30 May 2009

Restimulating Old Neurons with The Brave and the Bold

On a whim, I picked up my public library's copy of Mark Waid and George Pérez's The Brave and the Bold: The Lords of Luck, the first collection from DC Comics's revived team-up magazine. And I was so happy I did.

Pérez was the artist on New Teen Titans, the last comic book I read regularly as an adolescent. I'd forgotten what a pleasure it is to look at his artwork: the panels crowded with characters and emotions, the way he draws many types of faces instead of just a few, the imaginative panel shapes and transitions, the luminous clarity of line.

Having been a Marvel fanboy instead of a DC one, I'm sure I missed half of Mark Waid's in-jokes in this saga. I still don't care about the Rann-Thanagar War, and I still can't tell members of the Legion of Super-heroes one from another. But the sprawling story was great fun nonetheless.

This Brave and the Bold collection also helped me solve a mystery that had nibbled at the back of my mind for decades. One of the first comic books I can recall reading included a science-fiction story featuring three protagonists--two white men of different ages and one young white woman. Each received a medal.

In discussing their separate experiences, each described how he or she had survived because of something learned from one of the others. Thus, man #1 recalled hearing how man #2 had won some interplanetary pentathlon, and therefore pole-vaulted out of trouble. Man #2 recalled hearing how the woman had won a target-shooting contest, and so on.
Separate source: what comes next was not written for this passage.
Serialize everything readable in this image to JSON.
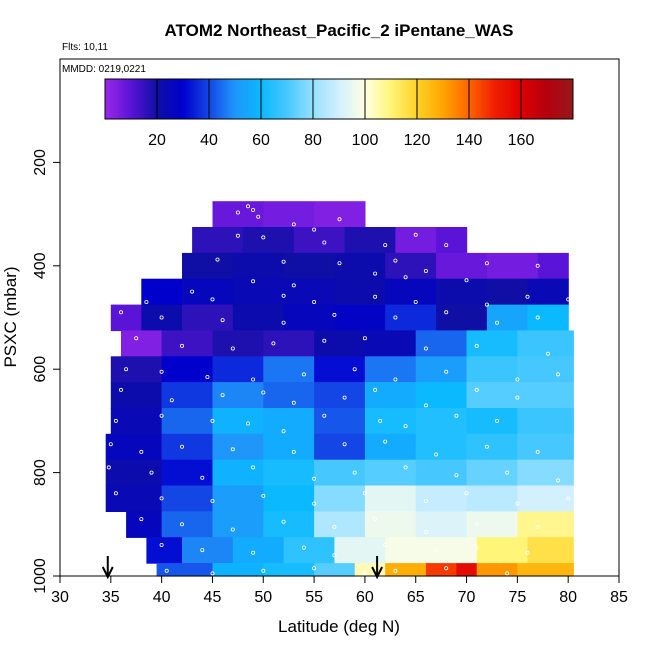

I must have read that comic about thirty-five years ago, and never seen it since. I think what made it stick in my brain was how the story was obviously an artificial construction, and yet embodied what we like in a narrative. It had unity, logic, symmetry, and--dare I say it?--a moral.

Toward the end of this volume, Batman is pulled across time, and Pérez illustrated that with a montage of DC's futuristic characters. One tiny picture showed three characters--two white men and a white woman. Waid's note at the back of the book sent me to look up "Star Rovers" on Wikipedia. And sure enough, those are the adventurers I'd read about; their names are Homer Gint, Karel Sorensen, and Rick Purvis. There seem to have been all of thirteen Star Rovers tales published before 1990. Their creator, Gardner Fox, is better known for some of the early Batman, Flash, and Hawkman stories.

Further searching brought me to Mike's DC Database, and I can now identify the particular story I read as "Who Saved the Earth?", first published in Mystery in Space, #80, Dec 1962, and later reprinted. (This Brave and the Bold volume kicks off with Green Lantern contacting Batman about a "mystery in space"--now I get it.)

That Star Rovers adventure is ten pages, too short to fill a comic book, so I must have seen another story or two at the same time. But only the Space Rovers, with their interlocking tales snapping tight as a purse, stuck in my mind.